Of course a referendum was not feasible with depositors' queues outside Norther Rock's subsidiaries. But before it got to that point there could have been beforehand and there still could be a referendum on what the government can or cannot do in case of banks' default. Bail-outs went far beyond central bank duties as lender of last resort. Bailing out of last resort must be regulated beforehand - preferably by a referendum rather than by government decree - and not improvised in a crisis. The same applies, a fortiori, to sovereign default bail-outs.
On the eccessive protection of British and Dutch depositors in Icelandic banks by their own governments, this is precisely the point: Icelandic voters have every right to refuse to shoulder the extra cost of higher-than-statutory protection, even though their own government had been more accommodating.
"Bailing out of last resort must be regulated beforehand - preferably by a referendum"
Why to have a referendum on this specific kind of relatively complicated technical matter and not on all the other pieces of legislation, some of which are much more easily understandable by the common voter? Are you really proposing to shift from a system of representative to one of direct democracy as in the Swiss cantons? How many referenda should you have every year or every month? Would the result be better? How many people will in the end vote and with what kind of information?
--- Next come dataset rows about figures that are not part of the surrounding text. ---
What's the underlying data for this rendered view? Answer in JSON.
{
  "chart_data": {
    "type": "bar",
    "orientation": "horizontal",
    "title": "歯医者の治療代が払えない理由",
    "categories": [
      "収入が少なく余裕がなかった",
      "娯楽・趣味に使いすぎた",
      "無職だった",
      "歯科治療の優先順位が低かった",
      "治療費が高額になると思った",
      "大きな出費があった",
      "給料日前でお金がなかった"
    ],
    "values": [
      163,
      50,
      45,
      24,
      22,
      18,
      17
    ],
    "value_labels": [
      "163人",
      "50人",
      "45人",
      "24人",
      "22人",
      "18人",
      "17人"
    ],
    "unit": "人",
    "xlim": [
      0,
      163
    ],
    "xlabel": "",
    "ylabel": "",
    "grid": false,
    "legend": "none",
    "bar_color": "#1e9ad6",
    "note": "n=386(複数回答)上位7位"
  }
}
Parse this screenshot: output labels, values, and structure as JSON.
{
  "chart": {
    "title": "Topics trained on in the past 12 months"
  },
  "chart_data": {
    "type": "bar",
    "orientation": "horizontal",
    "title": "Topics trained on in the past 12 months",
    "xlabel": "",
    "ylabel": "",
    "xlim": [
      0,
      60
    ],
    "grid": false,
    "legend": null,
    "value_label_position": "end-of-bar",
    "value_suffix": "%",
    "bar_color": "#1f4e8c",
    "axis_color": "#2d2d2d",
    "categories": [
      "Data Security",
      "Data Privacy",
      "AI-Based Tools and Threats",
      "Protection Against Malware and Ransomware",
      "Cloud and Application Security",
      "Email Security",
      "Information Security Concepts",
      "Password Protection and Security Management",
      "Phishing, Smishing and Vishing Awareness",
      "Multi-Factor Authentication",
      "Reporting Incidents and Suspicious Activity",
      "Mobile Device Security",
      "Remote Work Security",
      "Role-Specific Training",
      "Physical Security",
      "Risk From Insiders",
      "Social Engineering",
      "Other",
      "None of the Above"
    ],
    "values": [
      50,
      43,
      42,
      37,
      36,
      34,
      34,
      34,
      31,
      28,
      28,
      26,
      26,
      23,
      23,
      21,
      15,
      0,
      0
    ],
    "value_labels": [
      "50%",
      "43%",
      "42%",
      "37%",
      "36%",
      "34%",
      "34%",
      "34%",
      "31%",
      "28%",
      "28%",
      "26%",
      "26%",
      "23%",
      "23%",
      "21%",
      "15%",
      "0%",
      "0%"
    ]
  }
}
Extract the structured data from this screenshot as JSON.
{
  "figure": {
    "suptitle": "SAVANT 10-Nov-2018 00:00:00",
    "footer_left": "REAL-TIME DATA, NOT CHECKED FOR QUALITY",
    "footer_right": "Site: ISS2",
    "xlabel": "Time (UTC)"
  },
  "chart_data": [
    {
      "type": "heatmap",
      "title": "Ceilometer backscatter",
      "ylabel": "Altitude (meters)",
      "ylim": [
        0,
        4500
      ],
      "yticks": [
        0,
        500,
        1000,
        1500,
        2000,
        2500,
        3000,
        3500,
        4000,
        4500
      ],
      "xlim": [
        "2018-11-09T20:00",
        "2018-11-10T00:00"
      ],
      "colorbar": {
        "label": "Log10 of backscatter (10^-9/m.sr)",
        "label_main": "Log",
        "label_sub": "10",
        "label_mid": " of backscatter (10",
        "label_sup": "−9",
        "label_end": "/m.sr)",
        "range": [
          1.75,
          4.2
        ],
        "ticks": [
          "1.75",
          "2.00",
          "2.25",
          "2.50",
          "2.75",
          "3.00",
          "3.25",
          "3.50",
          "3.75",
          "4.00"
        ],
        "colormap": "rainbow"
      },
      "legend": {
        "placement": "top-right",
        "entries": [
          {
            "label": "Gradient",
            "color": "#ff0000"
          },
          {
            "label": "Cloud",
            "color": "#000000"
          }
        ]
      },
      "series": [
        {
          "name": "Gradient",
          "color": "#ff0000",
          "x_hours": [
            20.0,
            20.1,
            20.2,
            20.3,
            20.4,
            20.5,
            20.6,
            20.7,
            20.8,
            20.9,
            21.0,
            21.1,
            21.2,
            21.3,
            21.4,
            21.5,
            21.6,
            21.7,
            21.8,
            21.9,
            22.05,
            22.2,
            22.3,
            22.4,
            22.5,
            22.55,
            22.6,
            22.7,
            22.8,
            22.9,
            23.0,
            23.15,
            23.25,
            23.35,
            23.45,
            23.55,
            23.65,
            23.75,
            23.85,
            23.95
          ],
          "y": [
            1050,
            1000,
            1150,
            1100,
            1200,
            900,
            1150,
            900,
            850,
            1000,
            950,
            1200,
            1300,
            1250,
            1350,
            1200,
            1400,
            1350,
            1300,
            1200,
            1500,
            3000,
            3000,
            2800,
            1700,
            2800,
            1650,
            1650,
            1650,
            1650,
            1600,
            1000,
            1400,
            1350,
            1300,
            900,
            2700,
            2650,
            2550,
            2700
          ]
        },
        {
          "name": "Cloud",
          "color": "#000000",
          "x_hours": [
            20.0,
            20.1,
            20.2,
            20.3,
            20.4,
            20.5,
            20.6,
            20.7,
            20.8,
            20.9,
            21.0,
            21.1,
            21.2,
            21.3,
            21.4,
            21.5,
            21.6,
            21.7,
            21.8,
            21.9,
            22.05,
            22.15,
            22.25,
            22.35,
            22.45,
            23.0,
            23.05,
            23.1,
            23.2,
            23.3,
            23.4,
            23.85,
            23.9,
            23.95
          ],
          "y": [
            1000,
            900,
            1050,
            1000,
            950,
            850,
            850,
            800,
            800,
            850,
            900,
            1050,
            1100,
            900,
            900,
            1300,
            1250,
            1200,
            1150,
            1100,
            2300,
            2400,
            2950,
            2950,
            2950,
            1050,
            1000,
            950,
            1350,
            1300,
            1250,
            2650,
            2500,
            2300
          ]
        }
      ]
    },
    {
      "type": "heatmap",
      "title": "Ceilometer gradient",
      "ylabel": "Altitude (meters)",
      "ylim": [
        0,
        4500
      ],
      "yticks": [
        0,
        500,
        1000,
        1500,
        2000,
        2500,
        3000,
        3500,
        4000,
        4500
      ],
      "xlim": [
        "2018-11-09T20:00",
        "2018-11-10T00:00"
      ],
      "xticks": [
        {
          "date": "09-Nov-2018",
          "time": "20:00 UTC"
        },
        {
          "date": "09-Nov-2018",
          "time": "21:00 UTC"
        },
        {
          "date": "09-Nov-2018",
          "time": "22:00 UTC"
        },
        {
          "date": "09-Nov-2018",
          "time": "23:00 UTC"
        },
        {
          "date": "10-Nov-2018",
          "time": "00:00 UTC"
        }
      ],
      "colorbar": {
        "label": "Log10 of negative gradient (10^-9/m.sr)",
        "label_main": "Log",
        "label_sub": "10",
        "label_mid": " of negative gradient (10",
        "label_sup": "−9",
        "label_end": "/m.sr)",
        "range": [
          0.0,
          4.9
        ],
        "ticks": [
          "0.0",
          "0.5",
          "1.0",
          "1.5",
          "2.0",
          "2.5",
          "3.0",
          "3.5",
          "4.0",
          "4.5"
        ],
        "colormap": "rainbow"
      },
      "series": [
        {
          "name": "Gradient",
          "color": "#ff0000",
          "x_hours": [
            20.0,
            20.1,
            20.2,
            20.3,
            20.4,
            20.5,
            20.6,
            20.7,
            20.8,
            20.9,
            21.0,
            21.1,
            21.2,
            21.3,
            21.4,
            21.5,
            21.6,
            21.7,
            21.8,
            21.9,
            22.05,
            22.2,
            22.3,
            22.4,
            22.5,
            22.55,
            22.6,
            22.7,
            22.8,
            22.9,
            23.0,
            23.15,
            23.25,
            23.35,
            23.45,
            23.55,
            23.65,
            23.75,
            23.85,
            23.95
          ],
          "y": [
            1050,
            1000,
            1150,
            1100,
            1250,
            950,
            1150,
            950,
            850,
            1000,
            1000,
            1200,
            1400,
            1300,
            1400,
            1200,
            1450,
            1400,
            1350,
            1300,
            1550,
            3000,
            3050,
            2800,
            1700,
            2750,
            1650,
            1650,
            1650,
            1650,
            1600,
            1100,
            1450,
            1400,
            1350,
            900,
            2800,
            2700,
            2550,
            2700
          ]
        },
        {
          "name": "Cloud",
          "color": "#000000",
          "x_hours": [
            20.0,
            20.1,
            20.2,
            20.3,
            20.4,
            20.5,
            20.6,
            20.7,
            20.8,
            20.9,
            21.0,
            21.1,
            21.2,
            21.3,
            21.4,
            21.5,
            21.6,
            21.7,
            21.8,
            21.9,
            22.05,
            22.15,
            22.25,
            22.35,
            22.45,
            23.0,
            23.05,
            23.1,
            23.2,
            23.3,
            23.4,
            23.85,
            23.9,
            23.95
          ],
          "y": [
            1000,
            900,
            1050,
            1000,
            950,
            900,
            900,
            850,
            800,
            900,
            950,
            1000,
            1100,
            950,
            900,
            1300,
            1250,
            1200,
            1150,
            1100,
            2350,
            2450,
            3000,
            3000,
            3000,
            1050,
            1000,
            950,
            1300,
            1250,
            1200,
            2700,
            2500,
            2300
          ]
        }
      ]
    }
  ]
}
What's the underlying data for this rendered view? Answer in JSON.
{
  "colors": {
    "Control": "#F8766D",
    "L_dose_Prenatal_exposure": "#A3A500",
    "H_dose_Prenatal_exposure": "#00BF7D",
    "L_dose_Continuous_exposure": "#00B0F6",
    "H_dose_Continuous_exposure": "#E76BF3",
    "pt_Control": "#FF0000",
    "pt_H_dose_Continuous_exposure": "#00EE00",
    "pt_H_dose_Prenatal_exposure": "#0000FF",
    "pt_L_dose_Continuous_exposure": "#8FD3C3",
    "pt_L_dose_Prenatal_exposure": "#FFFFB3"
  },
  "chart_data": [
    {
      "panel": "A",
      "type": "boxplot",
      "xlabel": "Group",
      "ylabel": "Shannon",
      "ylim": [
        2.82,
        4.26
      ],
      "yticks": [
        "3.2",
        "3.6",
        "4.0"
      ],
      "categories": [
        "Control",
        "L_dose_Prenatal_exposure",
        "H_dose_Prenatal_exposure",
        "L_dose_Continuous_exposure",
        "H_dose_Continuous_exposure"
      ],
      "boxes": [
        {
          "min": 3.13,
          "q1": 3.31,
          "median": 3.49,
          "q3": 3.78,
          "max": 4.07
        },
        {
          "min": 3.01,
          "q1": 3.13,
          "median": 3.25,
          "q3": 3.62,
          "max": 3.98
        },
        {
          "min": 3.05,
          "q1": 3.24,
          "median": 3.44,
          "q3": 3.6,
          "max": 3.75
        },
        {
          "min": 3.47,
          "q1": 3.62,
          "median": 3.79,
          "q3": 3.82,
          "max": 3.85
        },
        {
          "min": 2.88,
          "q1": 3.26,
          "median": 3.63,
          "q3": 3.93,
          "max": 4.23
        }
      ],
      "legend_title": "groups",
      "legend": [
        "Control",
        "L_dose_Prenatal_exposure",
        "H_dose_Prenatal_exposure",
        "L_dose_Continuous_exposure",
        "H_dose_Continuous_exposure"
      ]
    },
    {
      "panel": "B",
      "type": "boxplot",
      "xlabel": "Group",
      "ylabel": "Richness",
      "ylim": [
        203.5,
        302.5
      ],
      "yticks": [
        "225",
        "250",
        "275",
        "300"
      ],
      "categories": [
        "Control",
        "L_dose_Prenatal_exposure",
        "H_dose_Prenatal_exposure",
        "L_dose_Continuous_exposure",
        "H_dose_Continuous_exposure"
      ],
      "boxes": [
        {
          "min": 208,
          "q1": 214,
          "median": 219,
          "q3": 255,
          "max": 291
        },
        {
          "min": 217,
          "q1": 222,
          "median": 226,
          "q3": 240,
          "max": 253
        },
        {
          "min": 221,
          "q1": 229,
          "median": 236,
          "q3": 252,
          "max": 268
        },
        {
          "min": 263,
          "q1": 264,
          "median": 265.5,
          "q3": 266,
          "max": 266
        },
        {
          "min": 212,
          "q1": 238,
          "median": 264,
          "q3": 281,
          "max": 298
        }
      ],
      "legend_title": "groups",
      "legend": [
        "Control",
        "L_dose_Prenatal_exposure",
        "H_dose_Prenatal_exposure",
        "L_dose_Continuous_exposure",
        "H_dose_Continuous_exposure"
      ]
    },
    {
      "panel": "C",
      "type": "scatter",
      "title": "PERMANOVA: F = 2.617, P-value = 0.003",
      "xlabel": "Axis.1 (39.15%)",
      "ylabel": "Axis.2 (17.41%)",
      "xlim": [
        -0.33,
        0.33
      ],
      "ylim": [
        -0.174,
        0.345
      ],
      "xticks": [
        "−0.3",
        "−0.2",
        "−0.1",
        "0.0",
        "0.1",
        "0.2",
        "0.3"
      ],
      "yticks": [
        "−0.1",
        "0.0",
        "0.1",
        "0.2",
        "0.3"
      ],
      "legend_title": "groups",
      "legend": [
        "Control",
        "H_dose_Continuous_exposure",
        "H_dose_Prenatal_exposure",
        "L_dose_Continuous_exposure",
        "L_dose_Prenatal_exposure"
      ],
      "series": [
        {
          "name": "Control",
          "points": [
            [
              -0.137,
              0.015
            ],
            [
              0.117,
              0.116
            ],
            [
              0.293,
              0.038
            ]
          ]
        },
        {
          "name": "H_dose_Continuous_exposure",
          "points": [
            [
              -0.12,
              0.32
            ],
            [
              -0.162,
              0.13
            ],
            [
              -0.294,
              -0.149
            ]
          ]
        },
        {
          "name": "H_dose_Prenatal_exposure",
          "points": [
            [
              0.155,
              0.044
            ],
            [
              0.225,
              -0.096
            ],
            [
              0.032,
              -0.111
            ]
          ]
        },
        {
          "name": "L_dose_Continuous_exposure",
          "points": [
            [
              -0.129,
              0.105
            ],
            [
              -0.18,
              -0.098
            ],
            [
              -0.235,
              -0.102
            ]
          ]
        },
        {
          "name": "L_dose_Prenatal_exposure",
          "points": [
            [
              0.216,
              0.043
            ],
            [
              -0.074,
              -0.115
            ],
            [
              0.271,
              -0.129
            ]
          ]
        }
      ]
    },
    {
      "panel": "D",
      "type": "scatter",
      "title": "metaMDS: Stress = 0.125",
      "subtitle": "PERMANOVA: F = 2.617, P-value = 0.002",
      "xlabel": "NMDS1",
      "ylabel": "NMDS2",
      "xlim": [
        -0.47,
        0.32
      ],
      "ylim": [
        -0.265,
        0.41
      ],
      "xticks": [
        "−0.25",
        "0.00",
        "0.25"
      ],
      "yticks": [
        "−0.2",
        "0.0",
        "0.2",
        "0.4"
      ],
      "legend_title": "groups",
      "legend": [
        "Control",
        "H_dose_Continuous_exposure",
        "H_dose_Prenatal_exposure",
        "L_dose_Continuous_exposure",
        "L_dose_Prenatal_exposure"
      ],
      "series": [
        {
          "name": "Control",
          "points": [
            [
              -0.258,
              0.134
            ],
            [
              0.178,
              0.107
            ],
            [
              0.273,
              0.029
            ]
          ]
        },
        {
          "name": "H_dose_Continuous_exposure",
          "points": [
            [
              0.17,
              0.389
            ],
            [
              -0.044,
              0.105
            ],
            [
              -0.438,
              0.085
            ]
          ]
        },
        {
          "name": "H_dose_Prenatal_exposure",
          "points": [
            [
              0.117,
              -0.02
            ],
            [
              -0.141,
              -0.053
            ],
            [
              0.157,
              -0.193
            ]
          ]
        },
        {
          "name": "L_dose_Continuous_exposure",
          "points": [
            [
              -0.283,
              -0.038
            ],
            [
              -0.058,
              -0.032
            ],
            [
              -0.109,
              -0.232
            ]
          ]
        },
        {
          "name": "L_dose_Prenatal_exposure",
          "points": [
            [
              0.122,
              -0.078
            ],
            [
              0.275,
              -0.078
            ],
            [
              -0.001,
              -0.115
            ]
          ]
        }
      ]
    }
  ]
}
Should taxpayers cover the cost of 100% deposit insurance? both for national and foreign depositors? Should all bank creditors be protected by a government guarantee? Should bank shareholders? Should managerial bonuses in bailed-out banks be subject to strict ceilings? These questions are not too technical to be understood by the common voters.
How many referenda, or referendums (recommended by the Oxford English Dictionary)? As many as the rules allow; if the system became unmanageable you could always raise the number of signatories required to have one.
At the very least, let all parties outline their policies before the elections rather than afterwards.